Article Names “Whistleblower” Who Told Congress That NOAA Manipulated Data
Recently a paper demonstrating that some data was wrong that indicated a short hiatus in global warming and further that there really wasn’t any hiatus has earned the ire of the politically motivated denialist crowd. Of course in this age of fable, they are trying to pump this up into one of their never-ending mega scandals that doesn’t really exist, so here’s the background when you run across it.
The research at the center of the supposed scandal was a 2015 paper published in Science by a group of NOAA researchers. The paper presented an update to NOAA’s global surface temperature record using newly updated land and ocean databases—each of which had previously been published in peer-reviewed scientific journals. The update resulted in slight changes to NOAA’s numbers for some recent years, which slightly increased the short-term rise since 1998 (the adjustment brought NOAA’s record closer to other major datasets).
The paper concluded that there was no evidence of a slowdown in global warming over the last decade or so, an idea that had been a focus of people who reject the seriousness of human-caused climate change.

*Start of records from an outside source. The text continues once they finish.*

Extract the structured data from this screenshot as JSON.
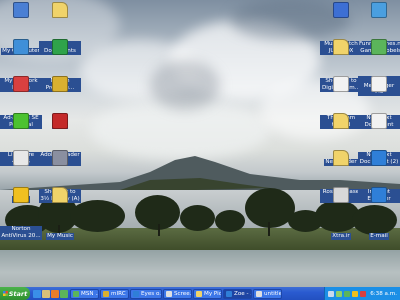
{
  "desktop": {
    "left_icons": [
      {
        "label": "My Computer",
        "icon": "my-computer-icon",
        "color": "#4a7fd4"
      },
      {
        "label": "My Documents",
        "icon": "folder-icon",
        "color": "#f0d36a"
      },
      {
        "label": "My Network Places",
        "icon": "network-places-icon",
        "color": "#3f8fd8"
      },
      {
        "label": "Norton Protecte...",
        "icon": "norton-protected-recycle-bin-icon",
        "color": "#2fa34a"
      },
      {
        "label": "Ad-Aware SE Personal",
        "icon": "ad-aware-icon",
        "color": "#d94040"
      },
      {
        "label": "mIRC",
        "icon": "mirc-icon",
        "color": "#d9b030"
      },
      {
        "label": "LimeWire 4.10.5",
        "icon": "limewire-icon",
        "color": "#4cc230"
      },
      {
        "label": "Adobe Reader 7.0",
        "icon": "adobe-reader-icon",
        "color": "#c42a2a"
      },
      {
        "label": "Insult",
        "icon": "file-icon",
        "color": "#e8e8e8"
      },
      {
        "label": "Shortcut to 3½ Floppy (A)",
        "icon": "floppy-drive-icon",
        "color": "#8a8fa0"
      },
      {
        "label": "Norton AntiVirus 20...",
        "icon": "norton-antivirus-icon",
        "color": "#f0c020"
      },
      {
        "label": "My Music",
        "icon": "music-folder-icon",
        "color": "#f0d36a"
      }
    ],
    "right_icons": [
      {
        "label": "Musicmatch JUKEBOX",
        "icon": "musicmatch-icon",
        "color": "#3d6fd4"
      },
      {
        "label": "FunnyGames.nl Game Bubbels",
        "icon": "game-bubbles-icon",
        "color": "#4a9fe0"
      },
      {
        "label": "Shortcut to Digital Cam...",
        "icon": "folder-icon",
        "color": "#f0d36a"
      },
      {
        "label": "MSN Messenger 7.5",
        "icon": "msn-messenger-icon",
        "color": "#5bb55b"
      },
      {
        "label": "The Spam thread",
        "icon": "text-document-icon",
        "color": "#f2f2f2"
      },
      {
        "label": "New Text Document",
        "icon": "text-document-icon",
        "color": "#f2f2f2"
      },
      {
        "label": "New Folder",
        "icon": "folder-icon",
        "color": "#f0d36a"
      },
      {
        "label": "New Text Document (2)",
        "icon": "text-document-icon",
        "color": "#f2f2f2"
      },
      {
        "label": "Rose disease crap",
        "icon": "folder-icon",
        "color": "#f0d36a"
      },
      {
        "label": "Internet Explorer",
        "icon": "internet-explorer-icon",
        "color": "#2f7fd8"
      },
      {
        "label": "Xtra.ir",
        "icon": "xtra-icon",
        "color": "#d8d8d8"
      },
      {
        "label": "E-mail",
        "icon": "email-icon",
        "color": "#2f7fd8"
      }
    ]
  },
  "taskbar": {
    "start_label": "Start",
    "tasks": [
      {
        "label": "MSN ...",
        "icon": "msn-messenger-icon",
        "color": "#5bb55b"
      },
      {
        "label": "mIRC ...",
        "icon": "mirc-icon",
        "color": "#d9b030"
      },
      {
        "label": "Eyes o...",
        "icon": "internet-explorer-icon",
        "color": "#2f7fd8"
      },
      {
        "label": "Scree...",
        "icon": "paint-icon",
        "color": "#e0e0e0"
      },
      {
        "label": "My Pic...",
        "icon": "folder-icon",
        "color": "#f0d36a"
      },
      {
        "label": "Zoe - ...",
        "icon": "internet-explorer-icon",
        "color": "#2f7fd8"
      },
      {
        "label": "untitle...",
        "icon": "paint-icon",
        "color": "#e0e0e0"
      }
    ],
    "clock": "6:38 a.m."
  }
}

Rather than engage with the science behind this paper, Rep. Lamar Smith has, without any evidence, accused the NOAA scientists of doctoring their results to exaggerate recent warming. Although NOAA provided Smith with the (publicly available) data and methods behind the paper and provided a personal explanation of the research, Smith subpoenaed the e-mails of the scientists and other NOAA staff. NOAA handed over staff e-mails but refused to make the researchers’ e-mails available for a fishing expedition, citing the importance of protecting scientists’ ability to communicate freely while trying to understand their data.